Video calls have opened up a new avenue for charities to contact MPs. Virtual meetings are often easier to organise, with no need to travel or book rooms, and consequently cheaper too. As one returning Conservative MP said, virtual meetings “allow quick updates without travelling”. Another returning Conservative MP commented similarly regarding zoom briefings, saying that they “allow me to make brief contact and keep up to date with their latest issue.”

There is no doubt that the movement towards virtual forms of contact has had a warm reception by MPs in some regards. But the important question is once in-person meetings can resume, how many MPs will still request video calls as their preferred method of communication?

Rishi Sunak has called on employers to allow staff back into the office, speaking of the benefits of in-person contact [1] and Conservative MPs have urged the PM to lift work from home guidance [2]. This may signal that some MPs will be swiftly back at Westminster and meeting in person as quickly as possible.

Whilst it is still uncertain when in-person meetings will become the norm again, it feels unlikely that virtual meetings have won over MPs to the extent that it will become the default form of contact. For some MPs they will continue to be happy to take video calls, which will save time and money for charities. Charities will need to consider how they adapt their approach. Will they be available for both types of meetings, or will they continue with the digital approach?

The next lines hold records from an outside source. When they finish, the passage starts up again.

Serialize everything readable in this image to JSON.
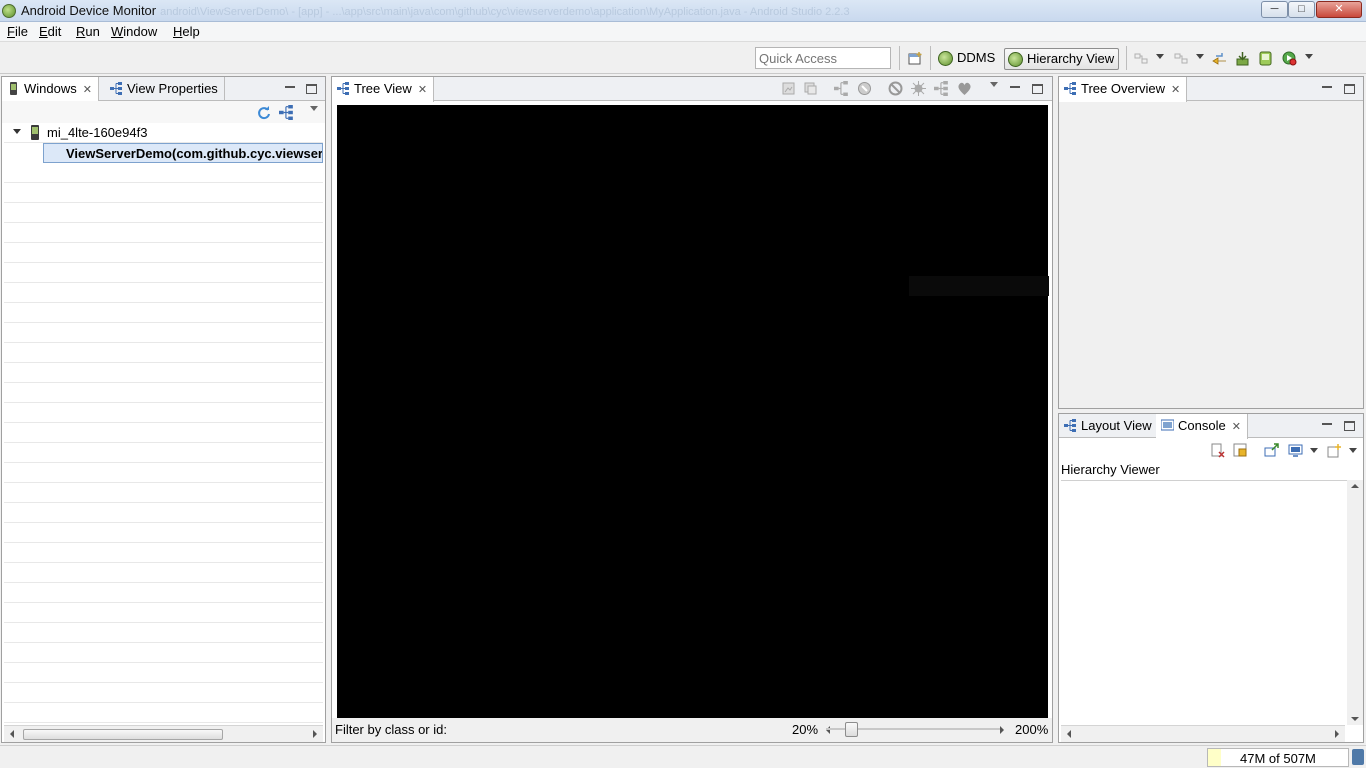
{
  "window": {
    "title": "Android Device Monitor",
    "path": "android\\ViewServerDemo\\ - [app] - ...\\app\\src\\main\\java\\com\\github\\cyc\\viewserverdemo\\application\\MyApplication.java - Android Studio 2.2.3",
    "min_glyph": "─",
    "max_glyph": "□",
    "close_glyph": "✕"
  },
  "menu": [
    "File",
    "Edit",
    "Run",
    "Window",
    "Help"
  ],
  "toolbar": {
    "quick_access_placeholder": "Quick Access",
    "perspectives": [
      {
        "label": "DDMS",
        "active": false
      },
      {
        "label": "Hierarchy View",
        "active": true
      }
    ]
  },
  "windows_panel": {
    "tabs": [
      {
        "label": "Windows",
        "icon": "device-icon",
        "closable": true,
        "active": true
      },
      {
        "label": "View Properties",
        "icon": "hierarchy-icon",
        "closable": false,
        "active": false
      }
    ],
    "device": "mi_4lte-160e94f3",
    "window_item": "ViewServerDemo(com.github.cyc.viewserverdemo/com.github.cyc.viewserverdemo.MainActivity)"
  },
  "tree_view": {
    "tab_label": "Tree View",
    "filter_label": "Filter by class or id:",
    "filter_value": "",
    "zoom_min": "20%",
    "zoom_max": "200%",
    "zoom_fraction": 0.08
  },
  "tree_overview": {
    "tab_label": "Tree Overview"
  },
  "bottom_right": {
    "tabs": [
      {
        "label": "Layout View",
        "active": false
      },
      {
        "label": "Console",
        "active": true
      }
    ],
    "console_title": "Hierarchy Viewer"
  },
  "status": {
    "heap": "47M of 507M",
    "heap_fraction": 0.093
  },
  "colors": {
    "accent": "#3d6eb4",
    "canvas": "#000000",
    "selection": "#dce8f8"
  }
}
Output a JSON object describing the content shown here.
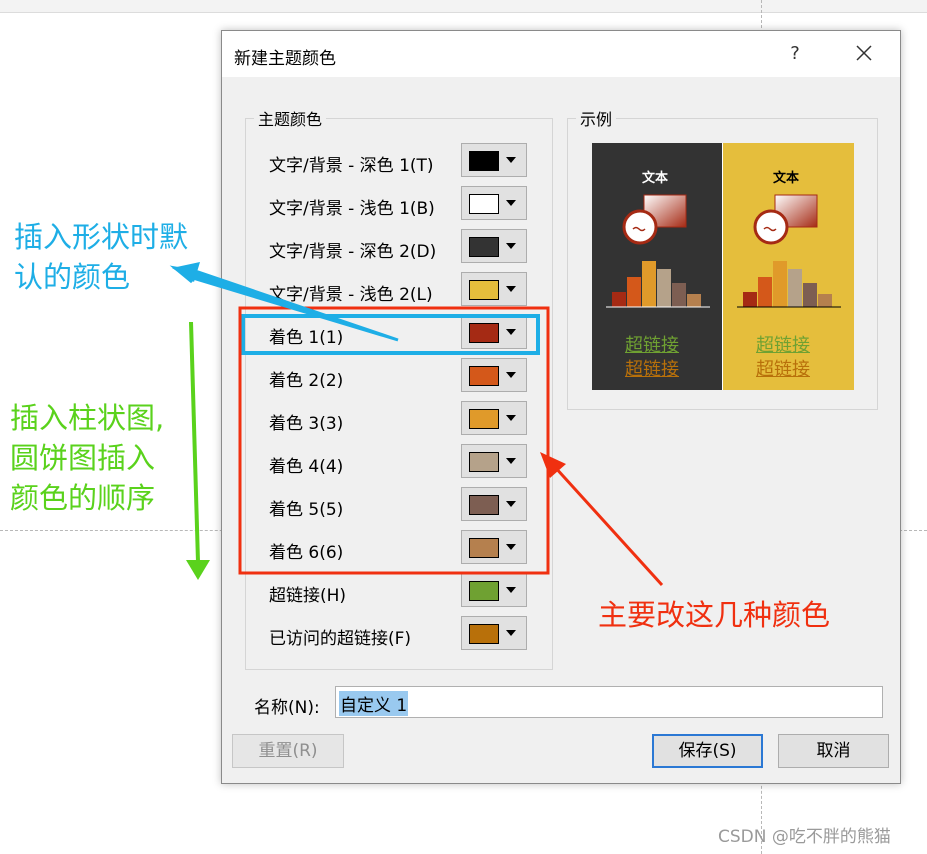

Social media has become a more influential form of engagement

A final point worth considering is that more MPs mentioned social media as an influential way they had been contacted by charities. 14% of MPs said social media was influential this year compared with only 5% in 2017. In particular social media seems to work well for engaging MPs with campaigns. One Labour MP commented on this saying it’s “easy for me to see campaigns and share” whilst another returning Labour MP said they can “see their campaigns online, can easily interact with them and promote.”

However, despite this increase, it is more of a lighter touch than the other influential forms of contact, where engagement could be as limited as liking or retweeting a post. One Returning Conservative MP also warned that it “can be quite hit and miss”.

Whilst many charities will be looking forward to getting back to normal methods of campaigning, whether through in-person contact with MPs, or organising on the streets, the salience of social media as a means of engaging MPs is unlikely to go away. For charities the question going forward is seemingly how to convert that online interaction into meaningful engagement.